The race starts near a mock old-western storefront downtown-looking area with old buildings and brick cobblestone. Gives it an old-town feel, reminds my of the Lincoln Haymarket area surface or Omaha’s Old Market. We had some fun supporters there such as the Omaha storm chasers mascot, Stormy, Miss Nebraska (no I’m not kidding), and an inflatable Sumo warrior (still don’t understand this one but it was very entertaining and funny).
The course is generally uphill for at least a mile and I remember circling near an area with a cross near the one mile mark. Very windy there. My first split was good: 7:32, close to 7:30 target. Mile 2 was 8:14 (ok but I was trying to stay sub-8) and mile 3 was 8:30 (slower still but acceptable). I flew to a 6:30 pace for the last .41.
Did I take any walk breaks? Yes at 1.6 miles. But I shortened it to :15. That’s all I needed. Just enough to catch my breath and drop the heart rate a little bit.
There is a very funny confusing point in the race I had forgotten about: you are presented with a sign saying turn left with a bridge or right with no bridge (stairs instead). I think the stairs part is more challenging, it’s steeper. And I realized I took the stairs last year. I wanted to be able to compare apples to apples time-wise since they said the other route was a different distance (both 5k or more though). But I lost time doubling back to ask them about it. Then laughed and climbed the stairs.

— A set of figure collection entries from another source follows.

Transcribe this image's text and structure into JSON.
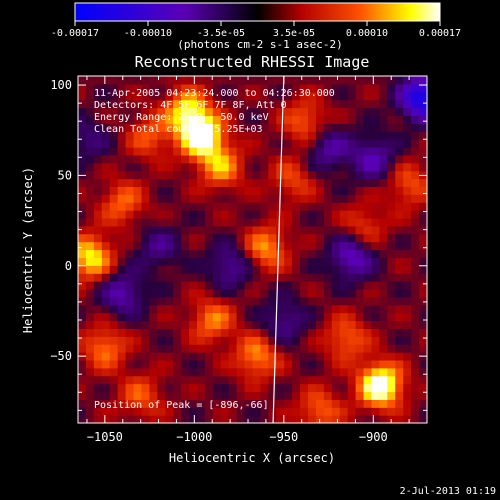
{
  "colorbar": {
    "colors": [
      "#0000ff",
      "#5a00b4",
      "#000000",
      "#b40000",
      "#ff5000",
      "#ffff00",
      "#ffffff"
    ],
    "tick_labels": [
      "-0.00017",
      "-0.00010",
      "-3.5e-05",
      "3.5e-05",
      "0.00010",
      "0.00017"
    ],
    "unit_label": "(photons cm-2 s-1 asec-2)"
  },
  "chart_data": {
    "type": "heatmap",
    "title": "Reconstructed RHESSI Image",
    "xlabel": "Heliocentric X (arcsec)",
    "ylabel": "Heliocentric Y (arcsec)",
    "xlim": [
      -1065,
      -870
    ],
    "ylim": [
      -87,
      105
    ],
    "x_ticks": [
      -1050,
      -1000,
      -950,
      -900
    ],
    "x_tick_labels": [
      "−1050",
      "−1000",
      "−950",
      "−900"
    ],
    "y_ticks": [
      100,
      50,
      0,
      -50
    ],
    "y_tick_labels": [
      "100",
      "50",
      "0",
      "−50"
    ],
    "colorbar_range": [
      -0.00017,
      0.00017
    ],
    "limb_line": [
      [
        -956,
        -87
      ],
      [
        -950,
        105
      ]
    ],
    "peak_position": [
      -896,
      -66
    ],
    "blobs": [
      {
        "x": -996,
        "y": 72,
        "v": 1.0
      },
      {
        "x": -1004,
        "y": 86,
        "v": 0.7
      },
      {
        "x": -985,
        "y": 55,
        "v": 0.55
      },
      {
        "x": -1058,
        "y": 5,
        "v": 0.75
      },
      {
        "x": -1040,
        "y": 35,
        "v": 0.45
      },
      {
        "x": -1050,
        "y": -45,
        "v": 0.5
      },
      {
        "x": -990,
        "y": -30,
        "v": 0.5
      },
      {
        "x": -960,
        "y": 10,
        "v": 0.55
      },
      {
        "x": -945,
        "y": 48,
        "v": 0.35
      },
      {
        "x": -965,
        "y": -50,
        "v": 0.55
      },
      {
        "x": -938,
        "y": 80,
        "v": 0.45
      },
      {
        "x": -896,
        "y": -66,
        "v": 1.05
      },
      {
        "x": -915,
        "y": -40,
        "v": 0.45
      },
      {
        "x": -880,
        "y": 45,
        "v": 0.4
      },
      {
        "x": -905,
        "y": 22,
        "v": 0.35
      },
      {
        "x": -1025,
        "y": 72,
        "v": 0.4
      },
      {
        "x": -1030,
        "y": -72,
        "v": 0.4
      },
      {
        "x": -930,
        "y": -80,
        "v": 0.45
      },
      {
        "x": -912,
        "y": 5,
        "v": -0.6
      },
      {
        "x": -980,
        "y": 0,
        "v": -0.45
      },
      {
        "x": -1040,
        "y": -15,
        "v": -0.5
      },
      {
        "x": -925,
        "y": 65,
        "v": -0.45
      },
      {
        "x": -873,
        "y": 93,
        "v": -1.0
      },
      {
        "x": -1020,
        "y": 10,
        "v": -0.35
      },
      {
        "x": -900,
        "y": 60,
        "v": -0.5
      },
      {
        "x": -1060,
        "y": 70,
        "v": -0.3
      },
      {
        "x": -950,
        "y": -30,
        "v": -0.4
      }
    ]
  },
  "annotations": {
    "time_range": "11-Apr-2005 04:23:24.000 to 04:26:30.000",
    "detectors": "Detectors: 4F 5F 6F 7F 8F, Att 0",
    "energy": "Energy Range: 25.0 - 50.0 keV",
    "clean": "Clean    Total counts: 5.25E+03",
    "peak": "Position of Peak = [-896,-66]"
  },
  "footer_date": "2-Jul-2013 01:19"
}
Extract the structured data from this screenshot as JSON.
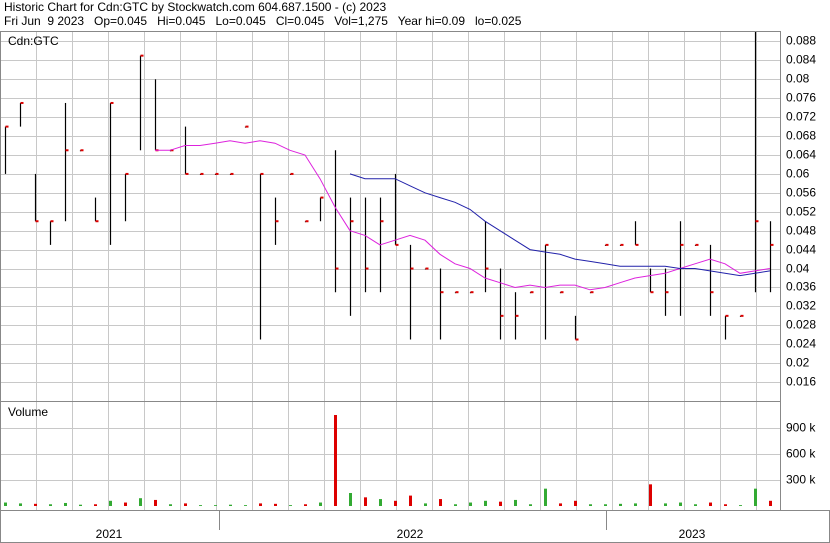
{
  "chart_data": {
    "type": "ohlc",
    "title": "Historic Chart for Cdn:GTC by Stockwatch.com 604.687.1500 - (c) 2023",
    "subtitle": "Fri Jun  9 2023   Op=0.045   Hi=0.045   Lo=0.045   Cl=0.045   Vol=1,275   Year hi=0.09   lo=0.025",
    "symbol_label": "Cdn:GTC",
    "volume_label": "Volume",
    "year_labels": [
      "2021",
      "2022",
      "2023"
    ],
    "high": [
      0.07,
      0.075,
      0.06,
      0.05,
      0.075,
      0.065,
      0.055,
      0.075,
      0.06,
      0.085,
      0.08,
      0.065,
      0.07,
      0.06,
      0.06,
      0.06,
      0.07,
      0.06,
      0.055,
      0.06,
      0.05,
      0.055,
      0.065,
      0.055,
      0.055,
      0.055,
      0.06,
      0.045,
      0.04,
      0.04,
      0.035,
      0.035,
      0.05,
      0.04,
      0.035,
      0.035,
      0.045,
      0.035,
      0.03,
      0.035,
      0.045,
      0.045,
      0.05,
      0.04,
      0.04,
      0.05,
      0.045,
      0.045,
      0.03,
      0.03,
      0.09,
      0.05
    ],
    "low": [
      0.06,
      0.07,
      0.05,
      0.045,
      0.05,
      0.065,
      0.05,
      0.045,
      0.05,
      0.065,
      0.065,
      0.065,
      0.06,
      0.06,
      0.06,
      0.06,
      0.07,
      0.025,
      0.045,
      0.06,
      0.05,
      0.05,
      0.035,
      0.03,
      0.035,
      0.035,
      0.045,
      0.025,
      0.04,
      0.025,
      0.035,
      0.035,
      0.035,
      0.025,
      0.025,
      0.035,
      0.025,
      0.035,
      0.025,
      0.035,
      0.045,
      0.045,
      0.045,
      0.035,
      0.03,
      0.03,
      0.045,
      0.03,
      0.025,
      0.03,
      0.035,
      0.035
    ],
    "close": [
      0.07,
      0.075,
      0.05,
      0.05,
      0.065,
      0.065,
      0.05,
      0.075,
      0.06,
      0.085,
      0.065,
      0.065,
      0.06,
      0.06,
      0.06,
      0.06,
      0.07,
      0.06,
      0.05,
      0.06,
      0.05,
      0.055,
      0.04,
      0.05,
      0.04,
      0.05,
      0.045,
      0.04,
      0.04,
      0.035,
      0.035,
      0.035,
      0.04,
      0.03,
      0.03,
      0.035,
      0.045,
      0.035,
      0.025,
      0.035,
      0.045,
      0.045,
      0.045,
      0.035,
      0.035,
      0.045,
      0.045,
      0.035,
      0.03,
      0.03,
      0.05,
      0.045
    ],
    "volume": [
      40000,
      30000,
      25000,
      20000,
      35000,
      15000,
      20000,
      60000,
      40000,
      90000,
      70000,
      20000,
      30000,
      10000,
      10000,
      15000,
      10000,
      30000,
      25000,
      10000,
      20000,
      40000,
      1050000,
      150000,
      100000,
      80000,
      60000,
      120000,
      30000,
      80000,
      20000,
      40000,
      60000,
      50000,
      70000,
      20000,
      200000,
      30000,
      60000,
      20000,
      20000,
      25000,
      30000,
      250000,
      30000,
      40000,
      20000,
      40000,
      20000,
      10000,
      200000,
      60000
    ],
    "series": [
      {
        "color": "#dd22dd",
        "values": [
          null,
          null,
          null,
          null,
          null,
          null,
          null,
          null,
          null,
          null,
          0.065,
          0.065,
          0.066,
          0.066,
          0.0665,
          0.067,
          0.0665,
          0.067,
          0.0665,
          0.065,
          0.064,
          0.059,
          0.053,
          0.048,
          0.047,
          0.045,
          0.046,
          0.047,
          0.046,
          0.043,
          0.041,
          0.04,
          0.038,
          0.037,
          0.036,
          0.0365,
          0.036,
          0.0365,
          0.0365,
          0.0355,
          0.036,
          0.037,
          0.038,
          0.0385,
          0.039,
          0.04,
          0.041,
          0.042,
          0.041,
          0.039,
          0.0395,
          0.04
        ]
      },
      {
        "color": "#2222aa",
        "values": [
          null,
          null,
          null,
          null,
          null,
          null,
          null,
          null,
          null,
          null,
          null,
          null,
          null,
          null,
          null,
          null,
          null,
          null,
          null,
          null,
          null,
          null,
          null,
          0.06,
          0.059,
          0.059,
          0.059,
          0.0575,
          0.056,
          0.055,
          0.054,
          0.0525,
          0.05,
          0.048,
          0.046,
          0.044,
          0.0435,
          0.043,
          0.042,
          0.0415,
          0.041,
          0.0405,
          0.0405,
          0.0405,
          0.0405,
          0.04,
          0.04,
          0.0395,
          0.039,
          0.0385,
          0.039,
          0.0395
        ]
      }
    ],
    "bar_color": "#000000",
    "close_color": "#dd0000",
    "up_color": "#33aa33",
    "down_color": "#dd0000",
    "ylim": [
      0.012,
      0.09
    ],
    "yticks": [
      0.016,
      0.02,
      0.024,
      0.028,
      0.032,
      0.036,
      0.04,
      0.044,
      0.048,
      0.052,
      0.056,
      0.06,
      0.064,
      0.068,
      0.072,
      0.076,
      0.08,
      0.084,
      0.088
    ],
    "vol_ylim": [
      0,
      1200000
    ],
    "vol_yticks": [
      {
        "value": 300000,
        "label": "300 k"
      },
      {
        "value": 600000,
        "label": "600 k"
      },
      {
        "value": 900000,
        "label": "900 k"
      }
    ],
    "grid": true
  }
}
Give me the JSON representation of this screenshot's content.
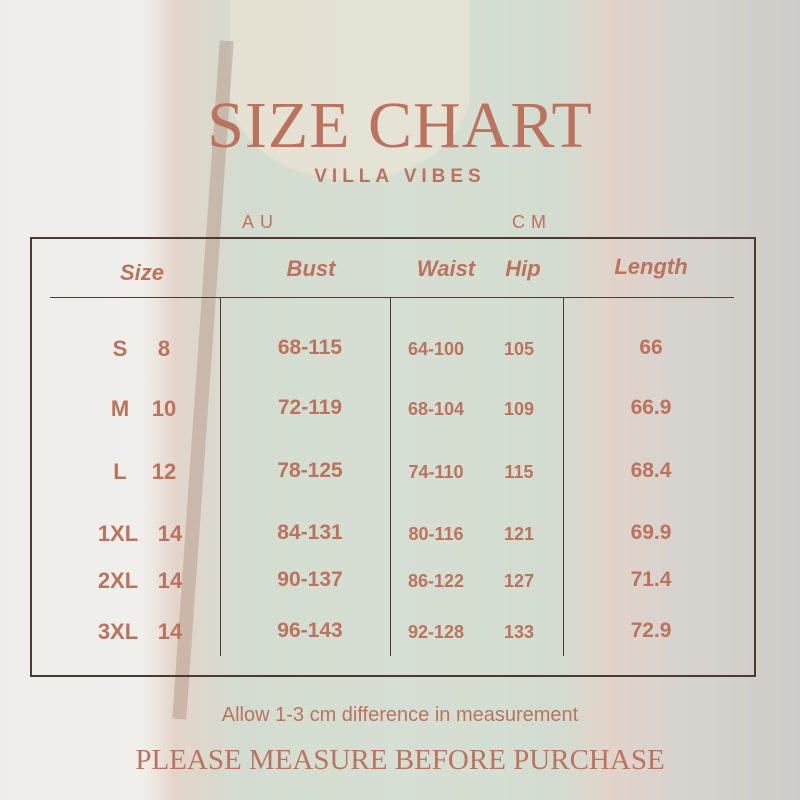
{
  "title": "SIZE CHART",
  "brand": "VILLA VIBES",
  "units": {
    "au": "AU",
    "cm": "CM"
  },
  "headers": {
    "size": "Size",
    "bust": "Bust",
    "waist": "Waist",
    "hip": "Hip",
    "length": "Length"
  },
  "rows": [
    {
      "size": "S",
      "au": "8",
      "bust": "68-115",
      "waist": "64-100",
      "hip": "105",
      "length": "66"
    },
    {
      "size": "M",
      "au": "10",
      "bust": "72-119",
      "waist": "68-104",
      "hip": "109",
      "length": "66.9"
    },
    {
      "size": "L",
      "au": "12",
      "bust": "78-125",
      "waist": "74-110",
      "hip": "115",
      "length": "68.4"
    },
    {
      "size": "1XL",
      "au": "14",
      "bust": "84-131",
      "waist": "80-116",
      "hip": "121",
      "length": "69.9"
    },
    {
      "size": "2XL",
      "au": "14",
      "bust": "90-137",
      "waist": "86-122",
      "hip": "127",
      "length": "71.4"
    },
    {
      "size": "3XL",
      "au": "14",
      "bust": "96-143",
      "waist": "92-128",
      "hip": "133",
      "length": "72.9"
    }
  ],
  "note": "Allow 1-3 cm difference in measurement",
  "footer": "PLEASE MEASURE BEFORE PURCHASE",
  "colors": {
    "text": "#bb735d",
    "border": "#4a3a32"
  }
}
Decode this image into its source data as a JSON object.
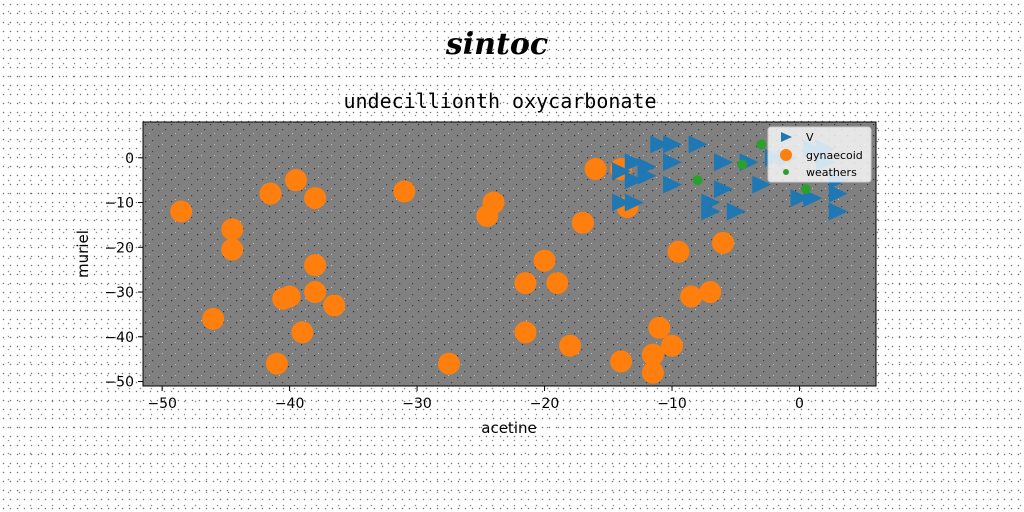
{
  "chart_data": {
    "type": "scatter",
    "suptitle": "sintoc",
    "title": "undecillionth oxycarbonate",
    "xlabel": "acetine",
    "ylabel": "muriel",
    "xlim": [
      -51.5,
      6
    ],
    "ylim": [
      -51,
      8
    ],
    "xticks": [
      -50,
      -40,
      -30,
      -20,
      -10,
      0
    ],
    "yticks": [
      0,
      -10,
      -20,
      -30,
      -40,
      -50
    ],
    "xtick_labels": [
      "−50",
      "−40",
      "−30",
      "−20",
      "−10",
      "0"
    ],
    "ytick_labels": [
      "0",
      "−10",
      "−20",
      "−30",
      "−40",
      "−50"
    ],
    "grid": false,
    "legend_position": "upper right",
    "series": [
      {
        "name": "V",
        "marker": "triangle-right",
        "color": "#1f77b4",
        "points": [
          [
            -11,
            3
          ],
          [
            -10,
            3
          ],
          [
            -8,
            3
          ],
          [
            -13,
            -1
          ],
          [
            -12,
            -2
          ],
          [
            -10,
            -1
          ],
          [
            -14,
            -3
          ],
          [
            -12,
            -4
          ],
          [
            -10,
            -6
          ],
          [
            -13,
            -5
          ],
          [
            -6,
            -1
          ],
          [
            -4,
            -1
          ],
          [
            -6,
            -7
          ],
          [
            -3,
            -6
          ],
          [
            -2,
            0
          ],
          [
            -1,
            0
          ],
          [
            -7,
            -10
          ],
          [
            -5,
            -12
          ],
          [
            -7,
            -12
          ],
          [
            -14,
            -10
          ],
          [
            -13,
            -10
          ],
          [
            0,
            -9
          ],
          [
            1,
            -9
          ],
          [
            3,
            -5
          ],
          [
            3,
            -8
          ],
          [
            3,
            -12
          ],
          [
            1,
            2
          ],
          [
            2,
            2
          ],
          [
            2,
            -1
          ]
        ]
      },
      {
        "name": "gynaecoid",
        "marker": "circle",
        "color": "#ff7f0e",
        "points": [
          [
            -48.5,
            -12
          ],
          [
            -46,
            -36
          ],
          [
            -44.5,
            -16
          ],
          [
            -44.5,
            -20.5
          ],
          [
            -41.5,
            -8
          ],
          [
            -39.5,
            -5
          ],
          [
            -38,
            -9
          ],
          [
            -41,
            -46
          ],
          [
            -40,
            -31
          ],
          [
            -40.5,
            -31.5
          ],
          [
            -39,
            -39
          ],
          [
            -38,
            -24
          ],
          [
            -38,
            -30
          ],
          [
            -36.5,
            -33
          ],
          [
            -31,
            -7.5
          ],
          [
            -27.5,
            -46
          ],
          [
            -24.5,
            -13
          ],
          [
            -24,
            -10
          ],
          [
            -21.5,
            -28
          ],
          [
            -21.5,
            -39
          ],
          [
            -20,
            -23
          ],
          [
            -19,
            -28
          ],
          [
            -18,
            -42
          ],
          [
            -17,
            -14.5
          ],
          [
            -16,
            -2.5
          ],
          [
            -14,
            -2.5
          ],
          [
            -13.5,
            -11
          ],
          [
            -14,
            -45.5
          ],
          [
            -11.5,
            -44
          ],
          [
            -11.5,
            -48
          ],
          [
            -11,
            -38
          ],
          [
            -10,
            -42
          ],
          [
            -9.5,
            -21
          ],
          [
            -8.5,
            -31
          ],
          [
            -7,
            -30
          ],
          [
            -6,
            -19
          ]
        ]
      },
      {
        "name": "weathers",
        "marker": "small-circle",
        "color": "#2ca02c",
        "points": [
          [
            -8,
            -5
          ],
          [
            -4.5,
            -1.5
          ],
          [
            -3,
            3
          ],
          [
            0.5,
            -7
          ]
        ]
      }
    ]
  },
  "legend": {
    "items": [
      {
        "label": "V",
        "color": "#1f77b4",
        "marker": "triangle-right"
      },
      {
        "label": "gynaecoid",
        "color": "#ff7f0e",
        "marker": "circle"
      },
      {
        "label": "weathers",
        "color": "#2ca02c",
        "marker": "small-circle"
      }
    ]
  }
}
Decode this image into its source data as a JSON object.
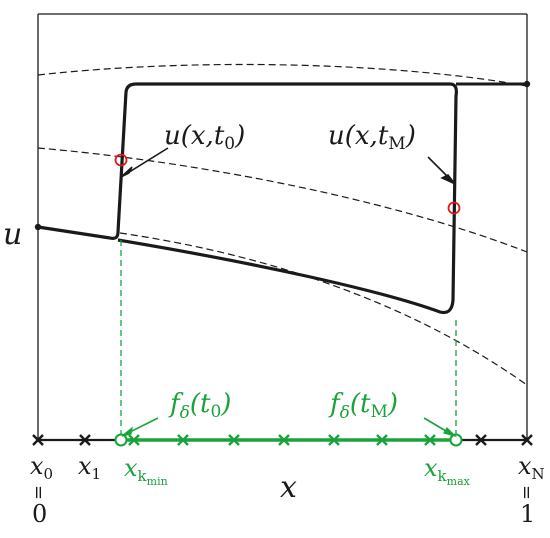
{
  "colors": {
    "curve": "#1a1a1a",
    "dashed": "#1a1a1a",
    "green": "#1aa33a",
    "marker": "#e01919",
    "axis": "#1a1a1a"
  },
  "labels": {
    "u_axis": "u",
    "x_axis": "x",
    "u_t0": {
      "base": "u(x,t",
      "sub": "0",
      "close": ")"
    },
    "u_tM": {
      "base": "u(x,t",
      "sub": "M",
      "close": ")"
    },
    "f_t0": {
      "f": "f",
      "fsub": "δ",
      "mid": "(t",
      "sub": "0",
      "close": ")"
    },
    "f_tM": {
      "f": "f",
      "fsub": "δ",
      "mid": "(t",
      "sub": "M",
      "close": ")"
    }
  },
  "grid_labels": {
    "x0": {
      "base": "x",
      "sub": "0"
    },
    "x1": {
      "base": "x",
      "sub": "1"
    },
    "xkmin": {
      "base": "x",
      "sub": "k",
      "subsub": "min"
    },
    "xkmax": {
      "base": "x",
      "sub": "k",
      "subsub": "max"
    },
    "xN": {
      "base": "x",
      "sub": "N"
    },
    "eq": "=",
    "left_value": "0",
    "right_value": "1"
  }
}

I’m very grateful to the female challenger who passed me late in the race. She surged past 2 of us men so fast that we were surprised and maybe even a little disheartened. And I decided to chase her and try to catch her if I could. Not enough time to make it a fartlek finish but close enough. Drafting off her blocking the wind for me (THANK YOU!), I was able to surge late in the race to a much faster pace. No, I couldn’t catch her. But she’s 40 and I’m 48.
I did have to exercise caution especially downhill on the course this year because of the mud and there were some mounds of earth that were a little irregular. But with trail running we know most surfaces are going to be bumpy in spots with rocks, branches, and muddy mounds of earth.
Final time: 26:52.5 (faster than 27:27 last year). 7th place in my age group (5th last year), 25th overall (20th last year). Do I care that I slipped a little bit in place? No because my time was faster, it was a muddy trail race, and I walked away with a $20 Fireworks restaurant gift certificate from the raffle (I spent $20 in raffle tickets so I broke even. Even Steven.). Technically this was 3.41 miles (.3 more than a 5k or 3.11 miles) according to Garmin. Will check at what point I reached 3.11 miles.
After the race, I stayed outside as long as I could handle the cold and ventured inside for a delicious hot lunch and 2 microbrew beers from Empyrean. Fringe benefits. Earned the rewards by running to the best of my ability on a cold, windy day with hilly mud challenges.
Give yourself an opportunity to embrace the trails, embrace the challenges (like mud), squeeze some fun out of them and enjoy the experience. Having a positive attitude and perspective about trail running and mud running is very healthy and helpful. It makes running so much easier if we focus on the positive aspects we can control. Remember even if things go wrong in a trail race or mud run (or other race), it’s not a failure. It’s always just lessons to be learned and incorporated for your running and racing future. Look ahead to a brighter running day. A sunny day with warmer temperatures…
Mixing fitness and family fun, trail running is number 1! (The word “road” is peeling off my Road Runner gloves, can you tell?)
Happy healthy trails to you and your kin! Enjoy your running and don’t forget to add trail runs to your routine. It will make you a much more versatile, stronger runner better prepared for runs of all types.